Of course it’s the beginning of Advent, and we’re reminded that Christ is returning.
Mark records that Jesus taught about the coming of the Son of Man at the end of time, and the first Christians lived in expectation of this event being fairly soon in the future.
May years have passed and we still wait.
But just because it's been a long time, we don’t give up the expectation, and part of Advent is about recalling this hope yearly, and asking ourselves, how should we live in the light of it?

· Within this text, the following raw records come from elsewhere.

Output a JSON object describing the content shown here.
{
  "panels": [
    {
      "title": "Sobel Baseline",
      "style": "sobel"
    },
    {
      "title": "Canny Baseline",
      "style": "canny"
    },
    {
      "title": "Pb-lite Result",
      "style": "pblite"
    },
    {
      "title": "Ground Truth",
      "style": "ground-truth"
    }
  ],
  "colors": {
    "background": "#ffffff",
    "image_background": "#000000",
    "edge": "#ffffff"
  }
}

Three times in the gospel Mark records Jesus as saying ‘keep alert; keep awake.’
Because ‘about that hour (that is the hour of the return of Christ) no one knows.’
‘Beware, keep alert, for you do not know when the time will come.’
‘Therefore keep awake, for you do not know when the mater of the house will come.’
If you know a burglar is operating in your area, you don’t become complacent about security; you tighten it up.
Because you know you need to be ready, you act in certain ways.
You tighten up the windows; you lock up the shed and double lock the front door at night.
We’ve all seen the films where someone’s trying to penetrate a high security setting, like James Bond or Johnny English, and first you see them approaching the CCTV, wondering how that's going to go, and then there’s a shot of the security guard…
He’s usually a big guy, not terribly bright, and ah, what a surprise, he’s fallen asleep (or been drugged with a sleep potion).
Whoever it is creeps past the camera and gains entry right under their nose.
When that guy wakes up and sees the CCTV footage he’s going to be in for big trouble.
Keep alert! Keep awake!
It’s the message of Advent.

So, given Christ is returning, how should we live?
How do we keep awake, spiritually?
If someone said to you, what’s it like to be spiritually awake, what would you say?
How would you describe a spiritually awake person?

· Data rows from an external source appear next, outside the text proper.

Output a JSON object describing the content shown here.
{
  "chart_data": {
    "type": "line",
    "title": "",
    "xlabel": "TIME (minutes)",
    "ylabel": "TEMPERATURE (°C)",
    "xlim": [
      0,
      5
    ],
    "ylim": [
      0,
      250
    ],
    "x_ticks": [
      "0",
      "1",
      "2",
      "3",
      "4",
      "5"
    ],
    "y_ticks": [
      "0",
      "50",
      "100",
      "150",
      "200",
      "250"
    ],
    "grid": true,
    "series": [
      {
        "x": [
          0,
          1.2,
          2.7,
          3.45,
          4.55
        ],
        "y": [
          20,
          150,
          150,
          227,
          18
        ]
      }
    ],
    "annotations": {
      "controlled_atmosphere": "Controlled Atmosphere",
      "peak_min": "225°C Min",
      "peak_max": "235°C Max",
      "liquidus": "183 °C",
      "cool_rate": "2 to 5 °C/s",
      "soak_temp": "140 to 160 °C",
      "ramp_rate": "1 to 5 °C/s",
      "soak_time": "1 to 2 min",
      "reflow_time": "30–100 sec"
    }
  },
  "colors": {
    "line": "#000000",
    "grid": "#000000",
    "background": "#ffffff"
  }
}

Here are three suggestions for keeping awake spiritually (you’ll have your own I’m sure).

    Be prayerful.

We had an interesting discussion at PCC about how prayerful we are as a church.
We asked the question, to what extent do prayer needs of our community reach our ear and then reach our worship on Sundays?
Could we pray for each road in our parish, as they do in some churches?
How do we feel about midweek prayer groups, honesty in prayer and praying for ourselves?
When did you last read a book about prayer?
What strategies do you have to be a prayerful person?
Do you know God’s guidance in prayer; have you learnt to discern his voice?
Can you sit for five minutes in silence, in the presence of God, and know his loving gaze upon you?
When did you last offer to pray for one of your neighbours?

Be informed.

It’s a bit like Have I Got News For You.
If we don’t know what’s going on in the world, how can we pray for it?
As a little barometer, here are some current or recent stories: how well up are you on them?
What are the hot topics in the UK at the moment?
*Child sex abuse scandals
*Black Friday

    Finally something that we need Christians to do deeply, wisely and theologically: 


Reflecting on the news is a step deeper than merely consuming the news or even praying about it.
It involves being prophetic.
How does God see our nation? What is really going on spiritually?
So with immigration: what is fact and what is opinion?
How do the newspapers sway our opinions?
How does Jesus view the stranger?
What do the Scriptures say about the stranger, the poor and the weak?
In which of our MPs do we see the fruits of the Spirit? Are they people of good character; are they wise?
Child sex abuse scandals: What kind of country are we where large numbers of children are routinely abused and civic bodies fail to notice or do anything about it?
Where is repentance?
How do we value children in our own community?
Black Friday: why is it that people will crush each other underfoot in supermarket queues to get £20 off a coffee maker? What are our values? What could the Church’s contribution be to this?

 How do we stay awake?

1. Be prayerful. 2. Be informed. 3. Reflect.

During this Advent time, may God give us grace to stay awake and to grow together in these three things.